Hannah Farnham, head of production
Hannah Farnham is Head of Production & Events at Live Nation Entertainment (UK) Music.
I was brought up in Matlock, Derbyshire. I now live in Leicestershire.
What job do you do?
I'm head of production and events at Live Nation Entertainment (UK) Music.
What qualifications do you have?
I have a degree in leisure management, A levels and GCSEs. I hold a Personal Licence and have attended various courses in Event Health and Safety and CAD design.
"It's amazing what you learn from being nosy!"
I really did just fall into this industry. I was always a keen sportsperson, but I was terrible at science, so I was never going to do sport science at university. I thought leisure management looked like a good option. I had also been a lifeguard for a number of years, so I understood a little of the industry.
I did some event management modules as part of my degree. I found that I loved the challenges of logistics, deadline pressures and dealing with a wide variety of individuals that events bring.
What previous jobs have you done?
I have worked within the music industry for over ten years since securing a placement position as part of my university degree.
I've been a production assistant, site assistant, safety coordinator, receptionist, furniture maker, chief cook and bottle washer. For my university placement, I joined a small company based in Birmingham. I was one of three people working on very big projects, so I ended up being thrown in at the deep end very early on.

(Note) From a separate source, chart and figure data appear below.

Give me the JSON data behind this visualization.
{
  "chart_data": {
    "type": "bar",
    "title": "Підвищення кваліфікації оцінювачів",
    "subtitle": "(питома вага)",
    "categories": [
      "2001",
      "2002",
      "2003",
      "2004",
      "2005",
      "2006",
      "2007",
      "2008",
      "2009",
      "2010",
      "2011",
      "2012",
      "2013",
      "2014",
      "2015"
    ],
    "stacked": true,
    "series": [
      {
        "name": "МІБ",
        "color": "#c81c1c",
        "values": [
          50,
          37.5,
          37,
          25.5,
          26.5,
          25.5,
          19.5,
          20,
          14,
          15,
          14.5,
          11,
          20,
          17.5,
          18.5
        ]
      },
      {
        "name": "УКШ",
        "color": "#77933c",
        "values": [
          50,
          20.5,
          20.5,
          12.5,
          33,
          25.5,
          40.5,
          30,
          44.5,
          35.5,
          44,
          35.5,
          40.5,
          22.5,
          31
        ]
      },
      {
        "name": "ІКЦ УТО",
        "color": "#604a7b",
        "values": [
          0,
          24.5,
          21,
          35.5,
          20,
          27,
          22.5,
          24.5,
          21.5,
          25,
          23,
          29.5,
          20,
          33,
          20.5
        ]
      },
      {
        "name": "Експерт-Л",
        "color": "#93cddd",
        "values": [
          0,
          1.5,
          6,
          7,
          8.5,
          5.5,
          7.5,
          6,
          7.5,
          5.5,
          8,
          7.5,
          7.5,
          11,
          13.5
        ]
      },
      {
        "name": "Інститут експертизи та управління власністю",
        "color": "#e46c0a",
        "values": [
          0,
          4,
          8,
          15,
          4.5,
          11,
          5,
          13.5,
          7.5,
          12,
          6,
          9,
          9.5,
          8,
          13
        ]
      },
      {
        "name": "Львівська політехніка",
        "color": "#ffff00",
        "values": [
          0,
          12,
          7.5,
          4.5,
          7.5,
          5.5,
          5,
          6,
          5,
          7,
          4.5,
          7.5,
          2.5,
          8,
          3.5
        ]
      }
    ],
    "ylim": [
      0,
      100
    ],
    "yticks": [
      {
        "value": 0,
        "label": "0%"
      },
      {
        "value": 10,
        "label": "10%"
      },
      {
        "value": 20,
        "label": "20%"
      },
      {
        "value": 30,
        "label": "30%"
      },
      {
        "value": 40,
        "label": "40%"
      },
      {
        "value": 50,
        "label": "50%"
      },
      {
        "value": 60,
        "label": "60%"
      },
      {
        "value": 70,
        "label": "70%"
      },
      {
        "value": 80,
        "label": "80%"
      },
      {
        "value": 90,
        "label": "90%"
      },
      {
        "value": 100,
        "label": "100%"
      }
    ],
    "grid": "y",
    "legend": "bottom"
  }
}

Since starting in the industry I have gradually moved up through the ranks to my current role. I had about a year of being a freelance production assistant between leaving university and joining Live Nation Entertainment full time.
During that time I worked for a few other promoters, but I have always worked predominantly with the senior management at Live Nation Entertainment.
What do you do at work?
Add numbers! That's probably the most important bit. I make decisions, troubleshoot, manage a team on their events and assist the project managers where necessary.
I meet with local authorities and emergency planners, deal with sponsorship activities, and liaise with contractors. I look at creative and practical site designs and I scout potential venues for events. I have to look at things like the number of toilets we need and the mileage of fencing.
"I get goosebumps every time I see a crowd having the time of their lives."
It's a great job, but it isn't as glamorous as everyone perceives. There’s a big responsibility for the safety of the customers who attend our events. Yes, we talk a lot about toilets – and no, I don’t book the bands!
As part of my job, I've worked on a huge variety of events at many different venues throughout the UK. I've worked on events such as Live 8, Nelson Mandela’s 46664 90th birthday celebration, and the World Music Awards.
I've also helped organise world tours for artists including the Red Hot Chili Peppers, Madonna, U2, and The Police.
I've worked on festivals too, including Capital Radio's Party in the Park, Radio One Big Weekends, T in the Park, Creamfields, Download Festival, the Wireless Festival, and Hard Rock Calling.
I've seen a lot of acts come up through our festivals and events. I'm proud of every event we successfully hold.
What's the best thing about your job?
Watching the enjoyment of the crowd at events. I get goosebumps every time I see a reaction from a crowd having the time of their lives, completely lost in the entertainment they're witnessing.
The key to our job is not letting the 90,000 people in front of the stage realise the nightmare we might be having behind it!
How do I get into music?
Music is a constantly changing environment, and a very demanding one. When something has to be done, it has to be done – it isn't about waiting until the time suits you! People who don’t understand this tend to slip away very quickly.
Knowledge is key, and I don’t mean the things you learn from books.
Get on the ground and be nosy. Want to know how something works, or who someone is? It's amazing what you learn from being nosy!
Work hard – this isn't a 9 to 5 industry. You have to be prepared to put the graft in and be flexible with your time.